Türk'e yürümek!
29 Ekim öncesi ve sonrasında "Osmanlı"yı "Cumhuriyet"in önüne geçirmek için epey ter döktüler, kalem tükettiler; hafif hafif "Türk"e yüklendiler. Bu sıra fazla da ileri gidemiyorlar. 15 Temmuz Direnişi'nde herkesin dilinde "Türk", her yerde Türk bayrağı olduğu; hatta, kitlelerin hassasiyeti R. T. Erdoğan'a sirayet ettiği, ona bile sık sık "Türk" dedirttiği için, ne söyleyeceklerini bilemiyorlar. Kemalizm'i bahane ederek Türk'e yürümek istiyorlar.
Bu sıra "Türkiye" adına taktılar. Aslında yabancıların bu adı "maksatlı" verdiğini demeye getirdiler.
Bu köşede "Türk"ün mahiyetini, "Türkiye" adının nereden geldiğini defalarca açıkladık.
Biri yazıyor:
"Bu arada; 'Türkiye' adını ilk kim kullandı derseniz, onun da ilginç bir hikâyesi var.. 'Türkiye' adını Osmanlı'da ilk kullanan da yine İttihatçılar ve İngilizler. Hem de yıllar öncesinden.
Türkiye Milli Bankası, İttihat Terakki tarafından İngilizlerle birlikte 1908 darbesinden 1 yıl sonra 1909'da kuruldu. (...) yönetim kurulunun 6 üyesi Londra'da ikamet ediyordu ve bu grup çoğunluğu oluşturuyordu. Yani 'Türkiye' isimli bu banka aslında İngiltere'den yönetiliyordu. 'Türkiye' ismi, Türkiye devletinden 11 yıl önceden İngilizler tarafından kullanılıyordu." (Abdurrahman Dilipak, Yeni Akit, 29 Ekim 2016).
Burada şuuraltına işlenmek istenen belli...
Osmanlı devletinin kuruluşuyla ilgili, müphem noktaların aydınlatılması gayesiyle yaptığım çalışmada da, -yakında yayınlanacak- görülecektir; "Türk" adı Osmanlı'nın kuruluşundan beri vardır.
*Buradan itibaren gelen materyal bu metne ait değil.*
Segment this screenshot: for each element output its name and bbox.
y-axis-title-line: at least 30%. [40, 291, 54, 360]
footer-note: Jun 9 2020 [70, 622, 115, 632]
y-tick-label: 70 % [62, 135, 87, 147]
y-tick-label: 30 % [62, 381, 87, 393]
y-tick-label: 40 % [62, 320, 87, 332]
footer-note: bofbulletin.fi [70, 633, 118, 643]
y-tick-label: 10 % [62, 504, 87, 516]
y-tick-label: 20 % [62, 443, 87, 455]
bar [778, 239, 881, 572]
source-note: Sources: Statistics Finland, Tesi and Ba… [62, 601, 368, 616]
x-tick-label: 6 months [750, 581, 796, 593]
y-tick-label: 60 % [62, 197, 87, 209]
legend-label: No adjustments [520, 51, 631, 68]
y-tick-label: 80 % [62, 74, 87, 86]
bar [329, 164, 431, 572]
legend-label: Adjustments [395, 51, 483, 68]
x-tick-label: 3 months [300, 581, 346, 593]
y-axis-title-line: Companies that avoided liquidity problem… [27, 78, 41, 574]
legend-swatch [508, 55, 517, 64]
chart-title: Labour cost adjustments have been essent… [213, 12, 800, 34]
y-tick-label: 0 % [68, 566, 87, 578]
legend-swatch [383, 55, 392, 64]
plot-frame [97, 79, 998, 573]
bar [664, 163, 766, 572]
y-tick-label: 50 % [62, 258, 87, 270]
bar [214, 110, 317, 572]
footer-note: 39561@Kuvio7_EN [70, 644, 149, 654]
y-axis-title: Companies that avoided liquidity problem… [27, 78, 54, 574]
Hani, bizimkiler, "Osmanlı" deyince gaşyoluyorlar, kendilerinden geçiyorlar ya, onun için "Osmanlı"daki Türk'ü söyledim. Öncesi Türklerin yaşadığı yerleri bırakın, hâkim olduğu her yer "Türkiye" idi ve bu adı da ilk İtalyanlar vermişti. Ayrıntılarını girip okursunuz. İlk Osmanlı padişahları da Türklüklerinin idrakindeydiler. Sonrası farklı izah gerektiriyor... Toprakların genişlemesi, devşirmelerin idarede söz sahibi olması vs., "Türk" geri plana itildi. Şimdikilerin de tavrı, Ahmed Naîm gibi devşirme zihniyetlilerin "Türk"e "cephe" alışlarıyla birlikte başlıyor!
Eski İranlılar ve Araplar, ta başından beri, Orta Asya'da yaşayan Türk unsurları adlarıyla anmışlar ve yaşadıkları yerlere de "Türkistan" (Türk yurdu) demişler, çok kıymetli bilgiler vermişlerdir. "-istan" Farsça bir ektir.
Batılılar ta 570'lerde, Orta Asya'ya ve sonra Anadolu'ya giren Selçukluların hâkim oldukları sahalara Turkhia, Turchia, Turquie, Turquia (Türkiye) diyegelmişlerdir. Ne farkı var? İki isim de yabancıların taktığı isim. İttihatçılar zamanında "Türkiye" adı sıklıkla kullanılmakla beraber, ezelden beri Osmanlı sahası "Türkiye"dir.
Prof. Dr. İskender Öksüz, "Türk"ü silmek isteyenlere, karşı bir amansız savaş içinde... Son kitabı "Millet ve Milliyetçilik", ilmî zeminde, "Türk" eksenli millet ve milliyetçilikle ilgili, "Bilim ve İnsan Bilimleri", "Irkçılık", "Marksistler ve Millet", "Post Komünizm ve Post Modern Emperyalizm", "Siyasî Ümmetçilik", "Sosyolojide Millet Teorileri", "Modernizm, Etnosembolizm: Anthony Smith", "Biyolojiden Destek", "Türk Milleti Ne Zaman?", "Millet, Devlet ve Dil" ana başlıkları altında akla takılan bütün sorulara cevap veriyor. (Millet ve Milliyetçilik, 376 s. Panama Yayınları, 0312 432 14 89).
"Türk"e dokunana mutlaka dokunulmalı!